Roemers Begründung, es gehe ihr um die Gemeinschaft in der CDU, kann insofern nicht als Floskel vom Tisch gewischt werden, weil sie diesen Schritt aus einer Position der Stärke geht. Roemer weiß die JU und die CDU Mitte hinter sich, also mitgliederstarke Verbände. Roemer hätte zudem als junges Gesicht der Krefelder CDU Chancen gehabt, den Generationswechsel in der Partei glaubhaft zu repräsentieren. Zudem ist sie wahlkampferprobt und aktiv in den sozialen Netzwerken, hätte also einen jungen Landtagswahlkampf führen und in den Wählerschichten punkten können, in denen die CDU in Großstädten eher Probleme hat. Kurz: Roemer hatte sehr wohl Chancen. Ihre Begründung, es gehe ihr um die Partei, ist daher nicht unplausibel.

Noch bleibt es unruhig in der CDU: Im Wahlkreis 47 stehen sich nun für Krefeld Britta Oellers und Peter Kaiser gegenüber; im Wahlkreis 48 bewerben sich Parteichef Marc Blondin und CDU-Ratsherr Michael Zecha darum, für die Landtagswahl nominiert zu werden.

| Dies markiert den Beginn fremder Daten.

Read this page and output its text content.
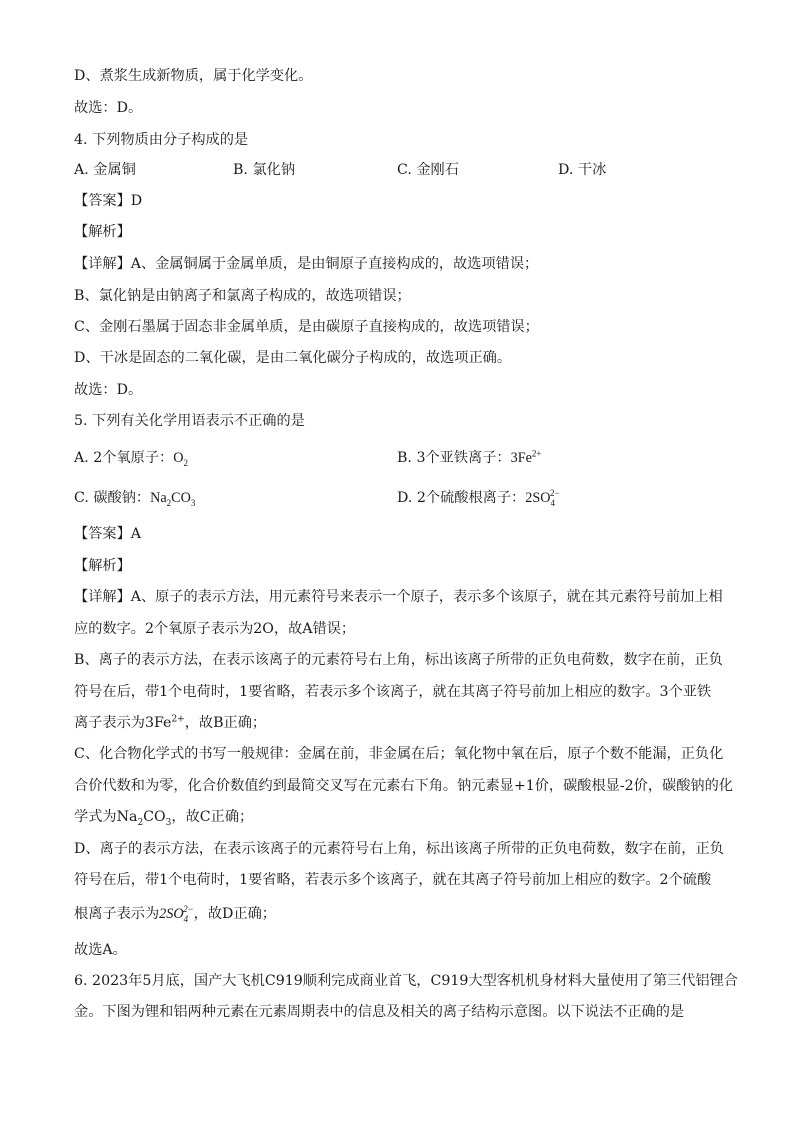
D、煮浆生成新物质，属于化学变化。
故选：D。
4. 下列物质由分子构成的是
A. 金属铜	B. 氯化钠	C. 金刚石	D. 干冰
【答案】D
【解析】
【详解】A、金属铜属于金属单质，是由铜原子直接构成的，故选项错误；
B、氯化钠是由钠离子和氯离子构成的，故选项错误；
C、金刚石墨属于固态非金属单质，是由碳原子直接构成的，故选项错误；
D、干冰是固态的二氧化碳，是由二氧化碳分子构成的，故选项正确。
故选：D。
5. 下列有关化学用语表示不正确的是
A. 2个氧原子：$O_2$	B. 3个亚铁离子：$3Fe^{2+}$
C. 碳酸钠：$Na_2CO_3$	D. 2个硫酸根离子：$2SO_4^{2-}$
【答案】A
【解析】
【详解】A、原子的表示方法，用元素符号来表示一个原子，表示多个该原子，就在其元素符号前加上相
应的数字。2个氧原子表示为2O，故A错误；
B、离子的表示方法，在表示该离子的元素符号右上角，标出该离子所带的正负电荷数，数字在前，正负
符号在后，带1个电荷时，1要省略，若表示多个该离子，就在其离子符号前加上相应的数字。3个亚铁
离子表示为$3Fe^{2+}$，故B正确；
C、化合物化学式的书写一般规律：金属在前，非金属在后；氧化物中氧在后，原子个数不能漏，正负化
合价代数和为零，化合价数值约到最简交叉写在元素右下角。钠元素显+1价，碳酸根显-2价，碳酸钠的化
学式为$Na_2CO_3$，故C正确；
D、离子的表示方法，在表示该离子的元素符号右上角，标出该离子所带的正负电荷数，数字在前，正负
符号在后，带1个电荷时，1要省略，若表示多个该离子，就在其离子符号前加上相应的数字。2个硫酸
根离子表示为$2SO_4^{2-}$，故D正确；
故选A。
6. 2023年5月底，国产大飞机C919顺利完成商业首飞，C919大型客机机身材料大量使用了第三代铝锂合
金。下图为锂和铝两种元素在元素周期表中的信息及相关的离子结构示意图。以下说法不正确的是
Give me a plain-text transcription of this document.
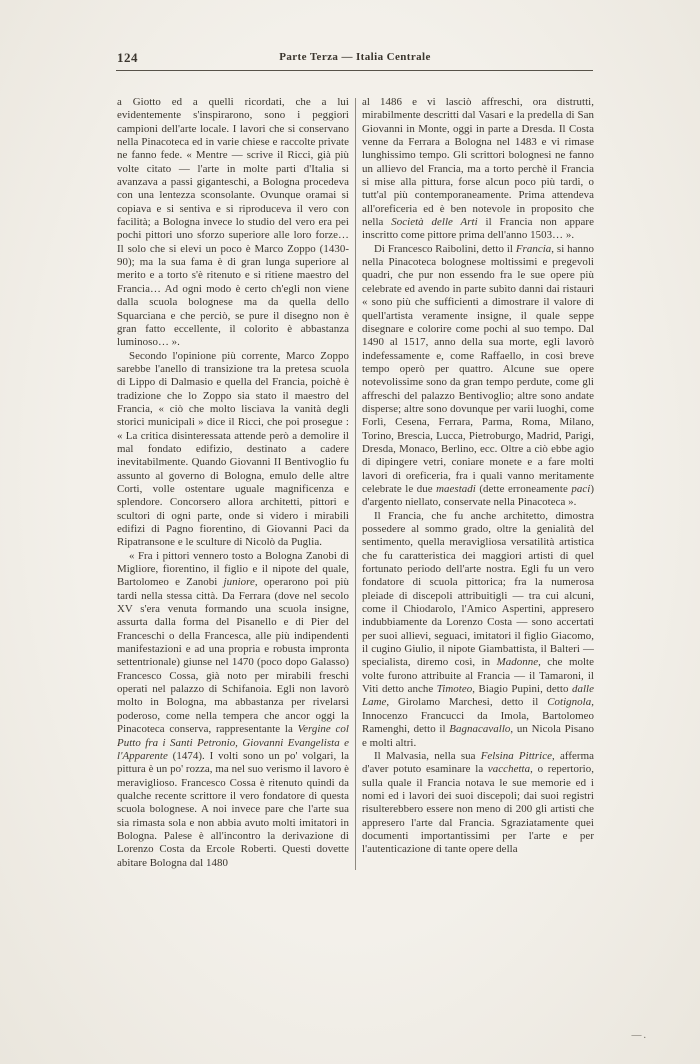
124	Parte Terza — Italia Centrale

a Giotto ed a quelli ricordati, che a lui evidentemente s'inspirarono, sono i peggiori campioni dell'arte locale. I lavori che si conservano nella Pinacoteca ed in varie chiese e raccolte private ne fanno fede. « Mentre — scrive il Ricci, già più volte citato — l'arte in molte parti d'Italia si avanzava a passi giganteschi, a Bologna procedeva con una lentezza sconsolante. Ovunque oramai si copiava e si sentiva e si riproduceva il vero con facilità; a Bologna invece lo studio del vero era pei pochi pittori uno sforzo superiore alle loro forze… Il solo che si elevi un poco è Marco Zoppo (1430-90); ma la sua fama è di gran lunga superiore al merito e a torto s'è ritenuto e si ritiene maestro del Francia… Ad ogni modo è certo ch'egli non viene dalla scuola bolognese ma da quella dello Squarciana e che perciò, se pure il disegno non è gran fatto eccellente, il colorito è abbastanza luminoso… ».

Secondo l'opinione più corrente, Marco Zoppo sarebbe l'anello di transizione tra la pretesa scuola di Lippo di Dalmasio e quella del Francia, poichè è tradizione che lo Zoppo sia stato il maestro del Francia, « ciò che molto lisciava la vanità degli storici municipali » dice il Ricci, che poi prosegue : « La critica disinteressata attende però a demolire il mal fondato edifizio, destinato a cadere inevitabilmente. Quando Giovanni II Bentivoglio fu assunto al governo di Bologna, emulo delle altre Corti, volle ostentare uguale magnificenza e splendore. Concorsero allora architetti, pittori e scultori di ogni parte, onde si videro i mirabili edifizi di Pagno fiorentino, di Giovanni Paci da Ripatransone e le sculture di Nicolò da Puglia.

« Fra i pittori vennero tosto a Bologna Zanobi di Migliore, fiorentino, il figlio e il nipote del quale, Bartolomeo e Zanobi juniore, operarono poi più tardi nella stessa città. Da Ferrara (dove nel secolo XV s'era venuta formando una scuola insigne, assurta dalla forma del Pisanello e di Pier del Franceschi o della Francesca, alle più indipendenti manifestazioni e ad una propria e robusta impronta settentrionale) giunse nel 1470 (poco dopo Galasso) Francesco Cossa, già noto per mirabili freschi operati nel palazzo di Schifanoia. Egli non lavorò molto in Bologna, ma abbastanza per rivelarsi poderoso, come nella tempera che ancor oggi la Pinacoteca conserva, rappresentante la Vergine col Putto fra i Santi Petronio, Giovanni Evangelista e l'Apparente (1474). I volti sono un po' volgari, la pittura è un po' rozza, ma nel suo verismo il lavoro è meraviglioso. Francesco Cossa è ritenuto quindi da qualche recente scrittore il vero fondatore di questa scuola bolognese. A noi invece pare che l'arte sua sia rimasta sola e non abbia avuto molti imitatori in Bologna. Palese è all'incontro la derivazione di Lorenzo Costa da Ercole Roberti. Questi dovette abitare Bologna dal 1480

al 1486 e vi lasciò affreschi, ora distrutti, mirabilmente descritti dal Vasari e la predella di San Giovanni in Monte, oggi in parte a Dresda. Il Costa venne da Ferrara a Bologna nel 1483 e vi rimase lunghissimo tempo. Gli scrittori bolognesi ne fanno un allievo del Francia, ma a torto perchè il Francia si mise alla pittura, forse alcun poco più tardi, o tutt'al più contemporaneamente. Prima attendeva all'oreficeria ed è ben notevole in proposito che nella Società delle Arti il Francia non appare inscritto come pittore prima dell'anno 1503… ».

Di Francesco Raibolini, detto il Francia, si hanno nella Pinacoteca bolognese moltissimi e pregevoli quadri, che pur non essendo fra le sue opere più celebrate ed avendo in parte subìto danni dai ristauri « sono più che sufficienti a dimostrare il valore di quell'artista veramente insigne, il quale seppe disegnare e colorire come pochi al suo tempo. Dal 1490 al 1517, anno della sua morte, egli lavorò indefessamente e, come Raffaello, in così breve tempo operò per quattro. Alcune sue opere notevolissime sono da gran tempo perdute, come gli affreschi del palazzo Bentivoglio; altre sono andate disperse; altre sono dovunque per varii luoghi, come Forlì, Cesena, Ferrara, Parma, Roma, Milano, Torino, Brescia, Lucca, Pietroburgo, Madrid, Parigi, Dresda, Monaco, Berlino, ecc. Oltre a ciò ebbe agio di dipingere vetri, coniare monete e a fare molti lavori di oreficeria, fra i quali vanno meritamente celebrate le due maestadi (dette erroneamente paci) d'argento niellato, conservate nella Pinacoteca ».

Il Francia, che fu anche architetto, dimostra possedere al sommo grado, oltre la genialità del sentimento, quella meravigliosa versatilità artistica che fu caratteristica dei maggiori artisti di quel fortunato periodo dell'arte nostra. Egli fu un vero fondatore di scuola pittorica; fra la numerosa pleiade di discepoli attribuitigli — tra cui alcuni, come il Chiodarolo, l'Amico Aspertini, appresero indubbiamente da Lorenzo Costa — sono accertati per suoi allievi, seguaci, imitatori il figlio Giacomo, il cugino Giulio, il nipote Giambattista, il Balteri — specialista, diremo così, in Madonne, che molte volte furono attribuite al Francia — il Tamaroni, il Viti detto anche Timoteo, Biagio Pupini, detto dalle Lame, Girolamo Marchesi, detto il Cotignola, Innocenzo Francucci da Imola, Bartolomeo Ramenghi, detto il Bagnacavallo, un Nicola Pisano e molti altri.

Il Malvasia, nella sua Felsina Pittrice, afferma d'aver potuto esaminare la vacchetta, o repertorio, sulla quale il Francia notava le sue memorie ed i nomi ed i lavori dei suoi discepoli; dai suoi registri risulterebbero essere non meno di 200 gli artisti che appresero l'arte dal Francia. Sgraziatamente quei documenti importantissimi per l'arte e per l'autenticazione di tante opere della

—.
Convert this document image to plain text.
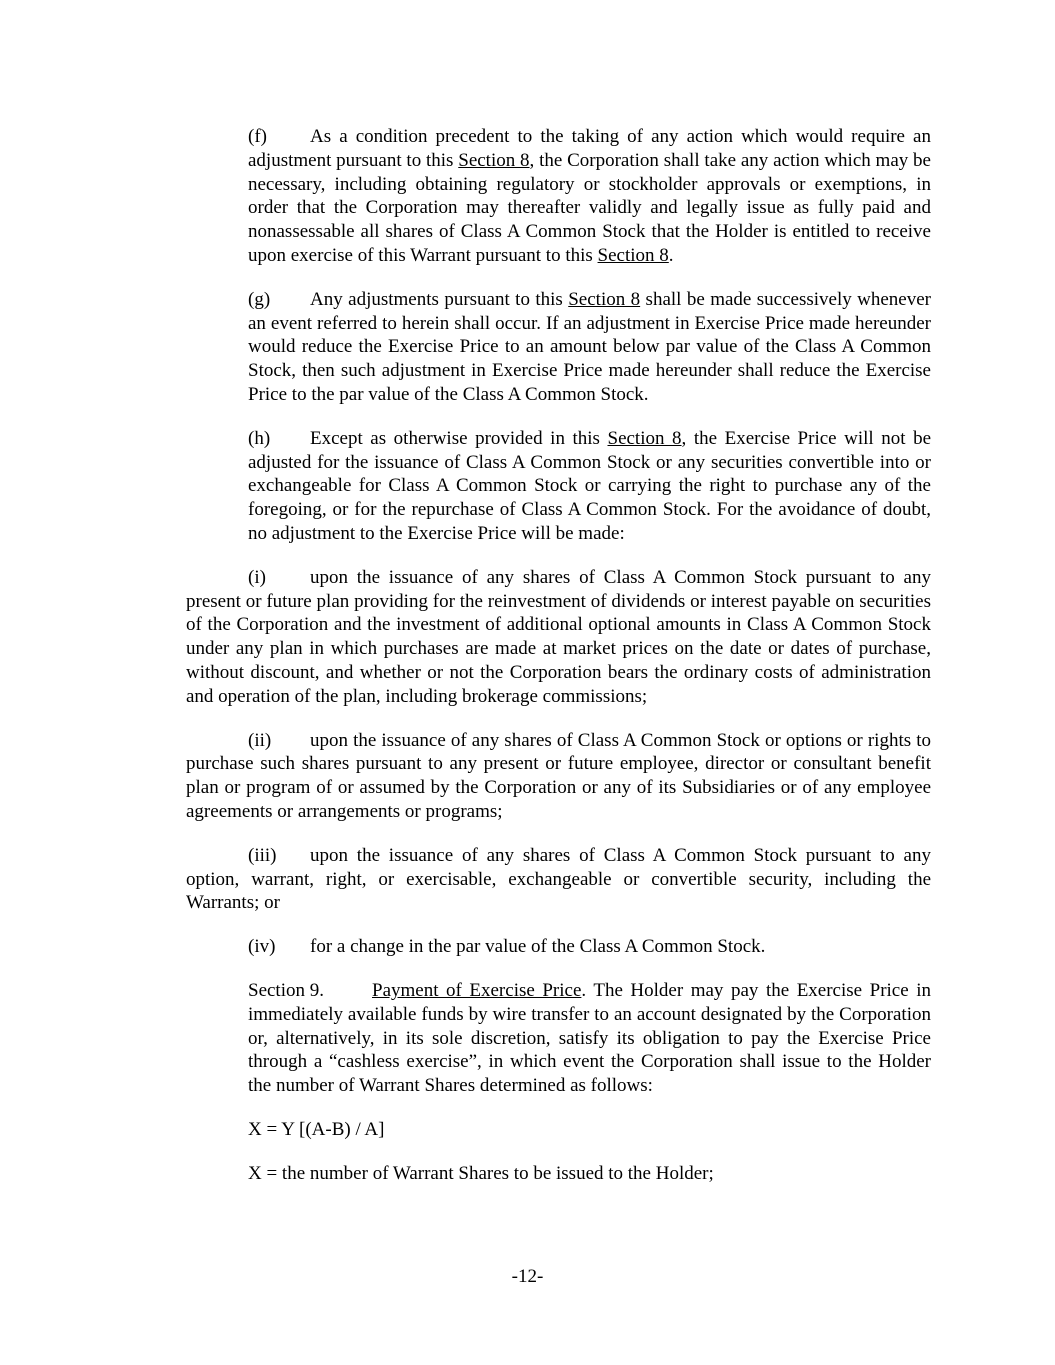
(f) As a condition precedent to the taking of any action which would require an adjustment pursuant to this Section 8, the Corporation shall take any action which may be necessary, including obtaining regulatory or stockholder approvals or exemptions, in order that the Corporation may thereafter validly and legally issue as fully paid and nonassessable all shares of Class A Common Stock that the Holder is entitled to receive upon exercise of this Warrant pursuant to this Section 8.

(g) Any adjustments pursuant to this Section 8 shall be made successively whenever an event referred to herein shall occur. If an adjustment in Exercise Price made hereunder would reduce the Exercise Price to an amount below par value of the Class A Common Stock, then such adjustment in Exercise Price made hereunder shall reduce the Exercise Price to the par value of the Class A Common Stock.

(h) Except as otherwise provided in this Section 8, the Exercise Price will not be adjusted for the issuance of Class A Common Stock or any securities convertible into or exchangeable for Class A Common Stock or carrying the right to purchase any of the foregoing, or for the repurchase of Class A Common Stock. For the avoidance of doubt, no adjustment to the Exercise Price will be made:

(i) upon the issuance of any shares of Class A Common Stock pursuant to any present or future plan providing for the reinvestment of dividends or interest payable on securities of the Corporation and the investment of additional optional amounts in Class A Common Stock under any plan in which purchases are made at market prices on the date or dates of purchase, without discount, and whether or not the Corporation bears the ordinary costs of administration and operation of the plan, including brokerage commissions;

(ii) upon the issuance of any shares of Class A Common Stock or options or rights to purchase such shares pursuant to any present or future employee, director or consultant benefit plan or program of or assumed by the Corporation or any of its Subsidiaries or of any employee agreements or arrangements or programs;

(iii) upon the issuance of any shares of Class A Common Stock pursuant to any option, warrant, right, or exercisable, exchangeable or convertible security, including the Warrants; or

(iv) for a change in the par value of the Class A Common Stock.

Section 9.	Payment of Exercise Price. The Holder may pay the Exercise Price in immediately available funds by wire transfer to an account designated by the Corporation or, alternatively, in its sole discretion, satisfy its obligation to pay the Exercise Price through a “cashless exercise”, in which event the Corporation shall issue to the Holder the number of Warrant Shares determined as follows:

X = Y [(A-B) / A]

X = the number of Warrant Shares to be issued to the Holder;

-12-
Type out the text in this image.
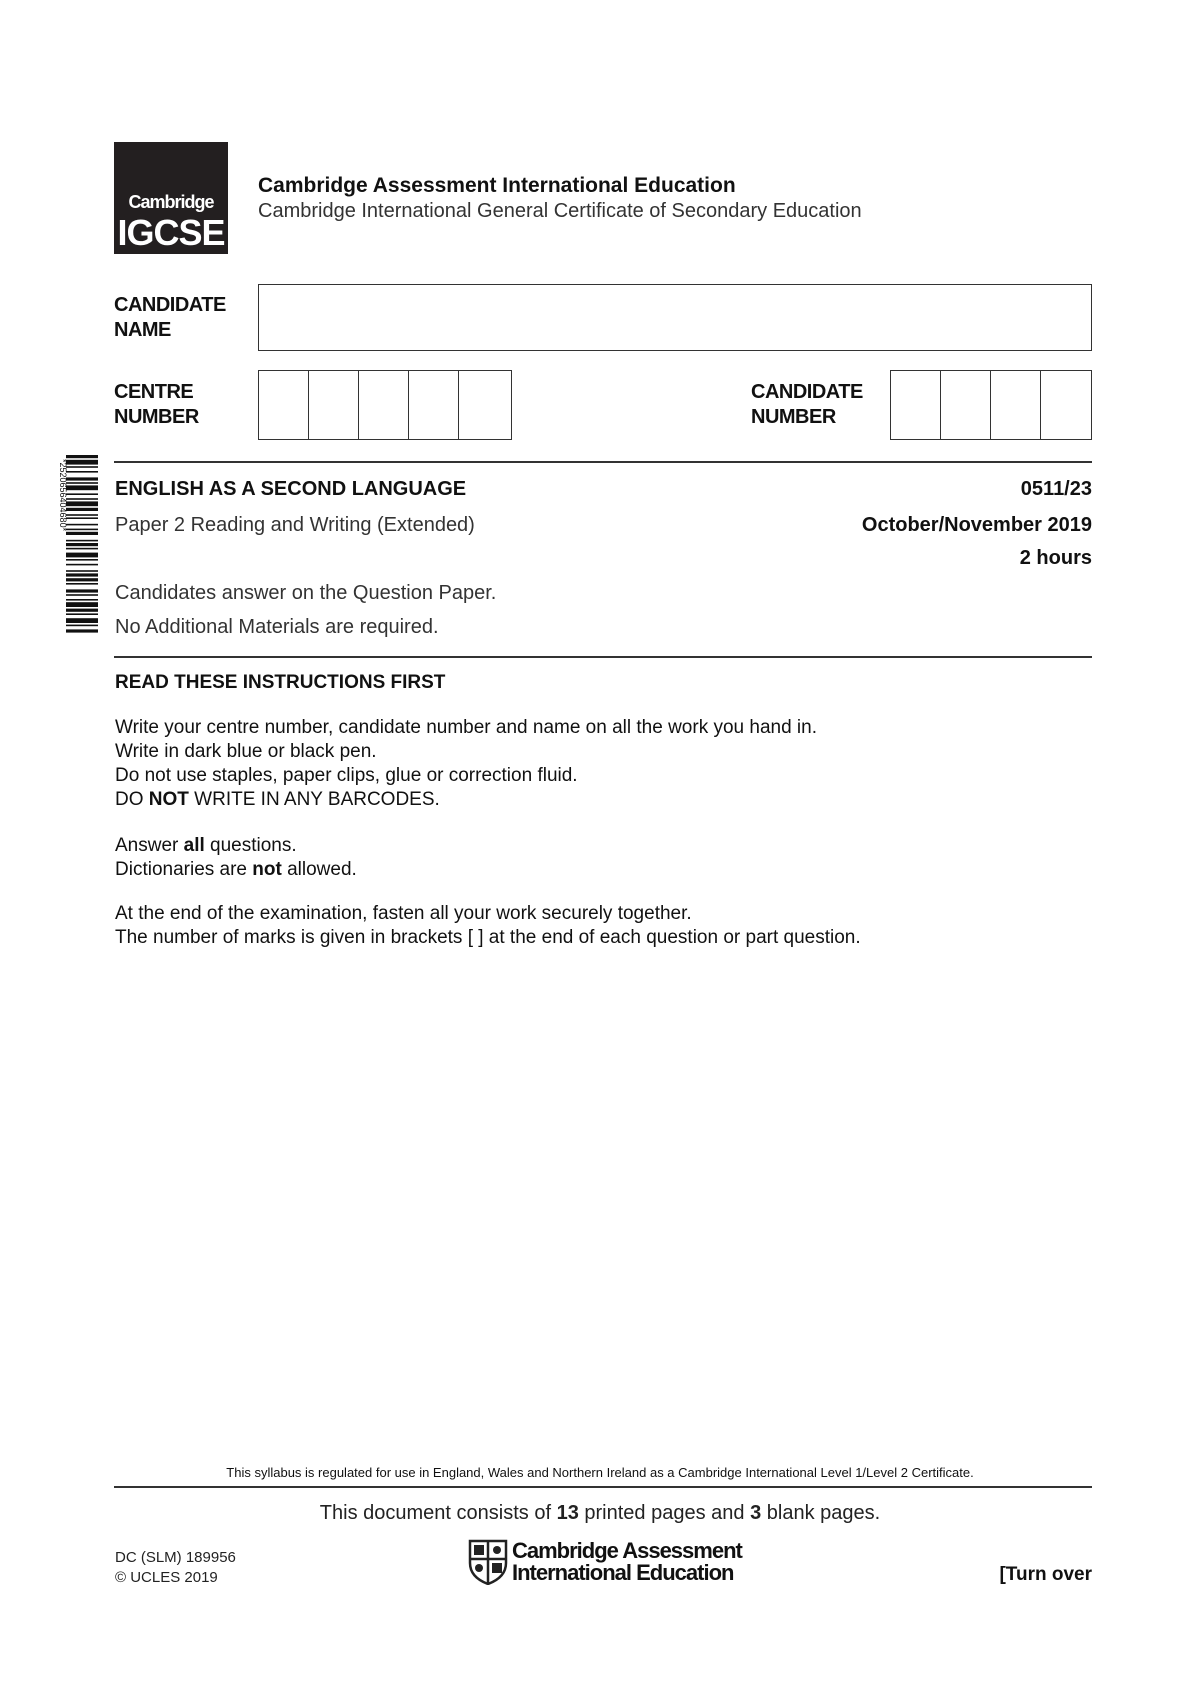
Cambridge
IGCSE
Cambridge Assessment International Education
Cambridge International General Certificate of Secondary Education
CANDIDATE
NAME
CENTRE
NUMBER
CANDIDATE
NUMBER
*2520656404680* ENGLISH AS A SECOND LANGUAGE	0511/23
Paper 2 Reading and Writing (Extended)	October/November 2019
2 hours
Candidates answer on the Question Paper.
No Additional Materials are required.
READ THESE INSTRUCTIONS FIRST
Write your centre number, candidate number and name on all the work you hand in.
Write in dark blue or black pen.
Do not use staples, paper clips, glue or correction fluid.
DO NOT WRITE IN ANY BARCODES.
Answer all questions.
Dictionaries are not allowed.
At the end of the examination, fasten all your work securely together.
The number of marks is given in brackets [ ] at the end of each question or part question.
This syllabus is regulated for use in England, Wales and Northern Ireland as a Cambridge International Level 1/Level 2 Certificate.
This document consists of 13 printed pages and 3 blank pages.
DC (SLM) 189956
© UCLES 2019
Cambridge Assessment
International Education	[Turn over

Noch ist schwer abschätzbar, ob Roemers Rückzug Auswirkungen auf das Duell Zecha gegen Blondin hat. Fabel hatte auch klargemacht, dass Blondin nicht Parteichef bleiben kann, wenn die Partei ihn nicht nominiert. Indirekt stand damit die Frage im Raum, ob es die Tendenz in der CDU gibt, Blondin abzulösen. Vielleicht klärt sich genau diese Frage gerade. Roemer hat ihre Antwort gefunden: Keine Selbstzerfleischung in der CDU.